While achieving success at international level the artist presents these images as part of a long-term personal document to capture Northern Ireland's disappearing culture. James has been documenting Co Antrim for over 20 years and these images are his favorites from what he takes from his home county. "In essence I want to know what objects can tell about people, while building a story from what they leave behind," James Hughes says. "I continue to photograph because I have to, I have photographed the almost forgotten terrain, a disappearing place."

All of the images in this exhibit have been taken on a 1960s Rolleiflex camera, apart from the panoramic landscape of Murlough Bay. For James, the main image of Murlough is "a timeless representation that oozes history", it was one of Roger Casement's favourite locations, he wished to be buried at the old churchyard after sailing past on the U-boat. The mound at the bay where one of the Dalriada kings is buried can also be seen in the panoramic picture, where the old castle stood: "I am using my photography and experience to analyse the traces which humanity leaves behind, in effect the phenomenon of portraiture in absentia," James says. "This subject matter is not entirely new but I believe that my photography of the phenomenon is indeed original in its content and in its way of dealing with such a subject."

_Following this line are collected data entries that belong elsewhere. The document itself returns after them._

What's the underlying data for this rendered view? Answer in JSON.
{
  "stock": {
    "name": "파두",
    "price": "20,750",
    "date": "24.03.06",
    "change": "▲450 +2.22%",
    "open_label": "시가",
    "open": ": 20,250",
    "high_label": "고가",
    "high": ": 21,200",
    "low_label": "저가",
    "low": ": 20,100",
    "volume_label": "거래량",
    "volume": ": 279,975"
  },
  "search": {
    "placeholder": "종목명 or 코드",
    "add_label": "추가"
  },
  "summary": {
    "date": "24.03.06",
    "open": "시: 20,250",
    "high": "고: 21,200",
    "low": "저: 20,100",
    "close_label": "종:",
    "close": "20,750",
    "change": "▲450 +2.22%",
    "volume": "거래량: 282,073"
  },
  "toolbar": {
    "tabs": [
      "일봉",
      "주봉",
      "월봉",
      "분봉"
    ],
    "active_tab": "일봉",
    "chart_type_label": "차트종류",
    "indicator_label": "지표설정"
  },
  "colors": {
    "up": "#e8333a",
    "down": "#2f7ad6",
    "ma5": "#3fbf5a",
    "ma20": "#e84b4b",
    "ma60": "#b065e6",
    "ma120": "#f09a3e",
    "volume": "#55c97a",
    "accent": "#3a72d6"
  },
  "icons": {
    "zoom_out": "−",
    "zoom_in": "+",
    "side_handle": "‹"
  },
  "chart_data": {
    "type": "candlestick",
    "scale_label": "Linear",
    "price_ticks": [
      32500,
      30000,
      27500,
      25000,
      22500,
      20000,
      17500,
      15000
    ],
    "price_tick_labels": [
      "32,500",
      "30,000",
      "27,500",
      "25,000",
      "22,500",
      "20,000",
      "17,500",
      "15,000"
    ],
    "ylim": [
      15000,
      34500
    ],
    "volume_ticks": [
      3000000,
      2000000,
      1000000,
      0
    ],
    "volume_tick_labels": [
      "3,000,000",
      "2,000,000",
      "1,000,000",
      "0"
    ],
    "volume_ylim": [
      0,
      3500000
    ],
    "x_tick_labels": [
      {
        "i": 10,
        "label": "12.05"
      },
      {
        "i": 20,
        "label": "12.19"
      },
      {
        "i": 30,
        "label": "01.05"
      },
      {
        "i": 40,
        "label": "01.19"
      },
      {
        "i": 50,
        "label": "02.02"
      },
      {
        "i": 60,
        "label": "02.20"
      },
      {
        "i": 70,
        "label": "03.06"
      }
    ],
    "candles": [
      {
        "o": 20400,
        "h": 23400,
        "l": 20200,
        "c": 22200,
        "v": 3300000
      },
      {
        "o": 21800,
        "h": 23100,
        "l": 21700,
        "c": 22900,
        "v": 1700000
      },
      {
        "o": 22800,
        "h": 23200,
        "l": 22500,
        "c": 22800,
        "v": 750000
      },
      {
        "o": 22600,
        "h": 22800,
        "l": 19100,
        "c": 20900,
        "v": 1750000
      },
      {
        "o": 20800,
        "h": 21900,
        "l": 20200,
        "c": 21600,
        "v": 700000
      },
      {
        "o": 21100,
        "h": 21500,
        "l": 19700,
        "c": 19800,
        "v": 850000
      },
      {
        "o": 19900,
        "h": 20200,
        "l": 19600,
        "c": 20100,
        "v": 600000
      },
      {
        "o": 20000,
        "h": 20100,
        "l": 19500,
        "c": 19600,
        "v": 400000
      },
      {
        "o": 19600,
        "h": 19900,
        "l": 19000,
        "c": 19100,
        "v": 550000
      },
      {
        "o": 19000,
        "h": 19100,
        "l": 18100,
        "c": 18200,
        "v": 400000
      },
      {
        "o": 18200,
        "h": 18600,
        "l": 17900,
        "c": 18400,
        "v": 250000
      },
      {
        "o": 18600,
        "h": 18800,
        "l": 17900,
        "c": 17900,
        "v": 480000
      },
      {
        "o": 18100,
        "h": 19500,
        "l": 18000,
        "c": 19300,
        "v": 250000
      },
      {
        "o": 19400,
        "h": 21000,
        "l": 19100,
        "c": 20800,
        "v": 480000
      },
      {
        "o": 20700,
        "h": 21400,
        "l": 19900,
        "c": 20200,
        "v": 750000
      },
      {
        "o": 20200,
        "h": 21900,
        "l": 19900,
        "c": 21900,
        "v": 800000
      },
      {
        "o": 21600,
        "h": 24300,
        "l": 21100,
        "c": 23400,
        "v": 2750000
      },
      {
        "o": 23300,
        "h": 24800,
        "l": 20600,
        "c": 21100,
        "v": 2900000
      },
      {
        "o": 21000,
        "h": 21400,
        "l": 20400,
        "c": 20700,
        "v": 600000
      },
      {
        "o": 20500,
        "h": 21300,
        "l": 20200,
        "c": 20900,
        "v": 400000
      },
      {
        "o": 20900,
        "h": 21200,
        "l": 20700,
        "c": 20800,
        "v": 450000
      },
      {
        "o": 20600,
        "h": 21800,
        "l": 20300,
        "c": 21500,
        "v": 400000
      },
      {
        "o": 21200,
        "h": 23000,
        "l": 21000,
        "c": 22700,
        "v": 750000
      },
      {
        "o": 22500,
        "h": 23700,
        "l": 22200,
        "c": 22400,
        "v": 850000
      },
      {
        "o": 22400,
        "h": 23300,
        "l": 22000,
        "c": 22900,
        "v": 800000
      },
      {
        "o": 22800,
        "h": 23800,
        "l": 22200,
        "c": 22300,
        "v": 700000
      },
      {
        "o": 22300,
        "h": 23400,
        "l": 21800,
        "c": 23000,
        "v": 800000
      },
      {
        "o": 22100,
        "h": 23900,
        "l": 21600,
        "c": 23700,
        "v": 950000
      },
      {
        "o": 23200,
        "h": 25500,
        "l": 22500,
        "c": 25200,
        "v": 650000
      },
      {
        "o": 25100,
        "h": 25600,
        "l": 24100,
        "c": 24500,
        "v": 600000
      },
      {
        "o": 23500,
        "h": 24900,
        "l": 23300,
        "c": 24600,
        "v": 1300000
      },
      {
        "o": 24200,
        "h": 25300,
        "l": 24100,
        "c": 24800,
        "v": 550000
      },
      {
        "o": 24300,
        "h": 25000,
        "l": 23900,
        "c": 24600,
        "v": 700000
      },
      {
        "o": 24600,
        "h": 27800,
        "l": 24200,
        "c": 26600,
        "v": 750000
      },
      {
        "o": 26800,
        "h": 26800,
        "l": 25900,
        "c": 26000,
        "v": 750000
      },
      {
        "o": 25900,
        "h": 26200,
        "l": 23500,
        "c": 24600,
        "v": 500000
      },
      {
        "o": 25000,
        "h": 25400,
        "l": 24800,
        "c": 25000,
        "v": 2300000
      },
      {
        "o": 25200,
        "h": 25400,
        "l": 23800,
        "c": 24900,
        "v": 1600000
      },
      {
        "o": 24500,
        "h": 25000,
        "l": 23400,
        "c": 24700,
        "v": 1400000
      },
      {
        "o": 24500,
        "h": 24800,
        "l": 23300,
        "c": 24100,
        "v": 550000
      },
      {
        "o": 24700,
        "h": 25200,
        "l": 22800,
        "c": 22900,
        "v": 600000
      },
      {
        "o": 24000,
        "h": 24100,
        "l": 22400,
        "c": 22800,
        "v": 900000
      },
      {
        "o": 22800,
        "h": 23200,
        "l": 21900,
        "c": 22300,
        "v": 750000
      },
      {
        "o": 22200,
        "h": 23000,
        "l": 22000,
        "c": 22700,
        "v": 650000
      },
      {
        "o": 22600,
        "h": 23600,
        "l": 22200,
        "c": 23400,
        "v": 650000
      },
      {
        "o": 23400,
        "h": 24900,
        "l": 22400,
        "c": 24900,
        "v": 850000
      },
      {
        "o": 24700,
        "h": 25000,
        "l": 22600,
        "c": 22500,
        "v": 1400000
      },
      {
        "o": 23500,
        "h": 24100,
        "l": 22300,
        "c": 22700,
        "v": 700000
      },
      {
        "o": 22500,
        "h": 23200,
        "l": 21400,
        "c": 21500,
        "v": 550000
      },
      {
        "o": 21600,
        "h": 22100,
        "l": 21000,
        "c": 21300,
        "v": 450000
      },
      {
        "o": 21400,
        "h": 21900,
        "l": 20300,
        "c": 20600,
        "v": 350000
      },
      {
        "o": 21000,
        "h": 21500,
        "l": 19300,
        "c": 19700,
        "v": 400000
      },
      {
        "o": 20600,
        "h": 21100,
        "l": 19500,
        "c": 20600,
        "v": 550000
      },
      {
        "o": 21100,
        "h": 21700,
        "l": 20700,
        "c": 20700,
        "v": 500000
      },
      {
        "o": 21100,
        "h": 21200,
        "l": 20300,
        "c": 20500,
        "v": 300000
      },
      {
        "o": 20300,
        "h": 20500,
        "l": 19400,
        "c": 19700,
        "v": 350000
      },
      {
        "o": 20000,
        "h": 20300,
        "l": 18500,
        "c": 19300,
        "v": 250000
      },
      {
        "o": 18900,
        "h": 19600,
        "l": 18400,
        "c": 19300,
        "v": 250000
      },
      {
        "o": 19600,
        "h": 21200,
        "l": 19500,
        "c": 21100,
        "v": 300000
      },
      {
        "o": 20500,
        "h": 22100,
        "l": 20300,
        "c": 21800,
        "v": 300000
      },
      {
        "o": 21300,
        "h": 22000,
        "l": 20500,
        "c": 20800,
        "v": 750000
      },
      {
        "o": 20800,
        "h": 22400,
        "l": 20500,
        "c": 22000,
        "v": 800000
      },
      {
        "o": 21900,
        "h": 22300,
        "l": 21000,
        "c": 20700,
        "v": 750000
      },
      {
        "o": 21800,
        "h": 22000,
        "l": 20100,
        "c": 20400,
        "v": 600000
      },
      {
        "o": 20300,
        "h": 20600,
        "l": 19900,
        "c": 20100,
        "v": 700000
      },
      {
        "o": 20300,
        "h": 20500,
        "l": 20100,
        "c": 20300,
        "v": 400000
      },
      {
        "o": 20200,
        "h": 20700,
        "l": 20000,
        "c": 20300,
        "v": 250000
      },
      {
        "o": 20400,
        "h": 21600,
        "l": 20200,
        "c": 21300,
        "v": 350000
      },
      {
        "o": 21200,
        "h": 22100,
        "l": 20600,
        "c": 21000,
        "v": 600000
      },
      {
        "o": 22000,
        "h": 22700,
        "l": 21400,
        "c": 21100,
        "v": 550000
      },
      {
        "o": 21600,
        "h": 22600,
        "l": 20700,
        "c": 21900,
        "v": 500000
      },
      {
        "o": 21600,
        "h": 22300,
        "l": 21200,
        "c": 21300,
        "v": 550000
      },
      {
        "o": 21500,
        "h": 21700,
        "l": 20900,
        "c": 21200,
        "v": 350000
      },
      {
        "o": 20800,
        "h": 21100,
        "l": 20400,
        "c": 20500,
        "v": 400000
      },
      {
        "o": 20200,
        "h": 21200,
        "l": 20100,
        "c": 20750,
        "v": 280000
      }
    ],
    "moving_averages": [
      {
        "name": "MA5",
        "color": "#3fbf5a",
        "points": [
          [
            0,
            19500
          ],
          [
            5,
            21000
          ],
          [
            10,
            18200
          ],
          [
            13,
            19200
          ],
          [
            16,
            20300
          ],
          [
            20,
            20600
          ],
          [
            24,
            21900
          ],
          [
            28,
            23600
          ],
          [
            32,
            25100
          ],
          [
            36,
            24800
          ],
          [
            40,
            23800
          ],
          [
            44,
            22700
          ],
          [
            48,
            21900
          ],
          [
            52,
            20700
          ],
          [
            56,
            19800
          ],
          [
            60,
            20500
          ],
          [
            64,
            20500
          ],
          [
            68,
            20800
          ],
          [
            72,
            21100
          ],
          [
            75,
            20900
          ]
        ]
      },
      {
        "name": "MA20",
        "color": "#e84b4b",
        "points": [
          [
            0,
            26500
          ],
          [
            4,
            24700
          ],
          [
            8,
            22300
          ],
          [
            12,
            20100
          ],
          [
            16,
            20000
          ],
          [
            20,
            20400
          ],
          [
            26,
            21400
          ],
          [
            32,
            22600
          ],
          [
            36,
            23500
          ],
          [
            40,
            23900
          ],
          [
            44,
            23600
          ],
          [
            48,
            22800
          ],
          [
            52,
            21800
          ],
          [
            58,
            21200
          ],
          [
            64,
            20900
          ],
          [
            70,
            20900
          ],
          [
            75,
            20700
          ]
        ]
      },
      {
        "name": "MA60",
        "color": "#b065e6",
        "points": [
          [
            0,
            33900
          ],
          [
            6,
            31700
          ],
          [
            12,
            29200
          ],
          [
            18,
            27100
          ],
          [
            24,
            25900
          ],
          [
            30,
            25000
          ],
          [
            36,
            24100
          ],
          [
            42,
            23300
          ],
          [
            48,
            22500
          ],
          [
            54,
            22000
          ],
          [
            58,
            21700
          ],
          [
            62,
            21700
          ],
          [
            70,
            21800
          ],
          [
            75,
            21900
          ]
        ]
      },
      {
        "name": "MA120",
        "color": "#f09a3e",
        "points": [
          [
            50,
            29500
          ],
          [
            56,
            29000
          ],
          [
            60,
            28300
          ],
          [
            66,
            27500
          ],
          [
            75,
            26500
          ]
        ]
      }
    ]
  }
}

The fine art collection contains images of bicycles, typewriters, an old hotel and a rare image from inside the old Gasworks attic. The pictures are of subjective objects mostly ravaged by the material culture so hard to escape in our world and aims to bring people to their own understandings of solitude. "For me it also emulates a pictorial symbolisation of social, cultural and psychological relationships, an awareness of identity and meaning," James says. "It becomes a way to communicate interior elements of the photographer's self-identity and his individual experiences. These can lead us through an instrinsically delicate world of dreams and passions that merge into the dark imagery of broken promises and failures, something that we locally are having to come to terms with".

James' work can also be seen in the Creative Review and the British Journal of Photography. James is exhibiting his work in association with the Falls Fine Arts and Crafts at the Conway Mill. The fine arts and crafts centre has been set up as a non-profit organisation to promote local artists and craft workers, a platform for local ability. [ ... ]

Ronan McManus, The Irish News, "Instilling a Sense of Place and Solitude on Film", March 18th, 2006, Weekend edition, Visual Arts, page 38.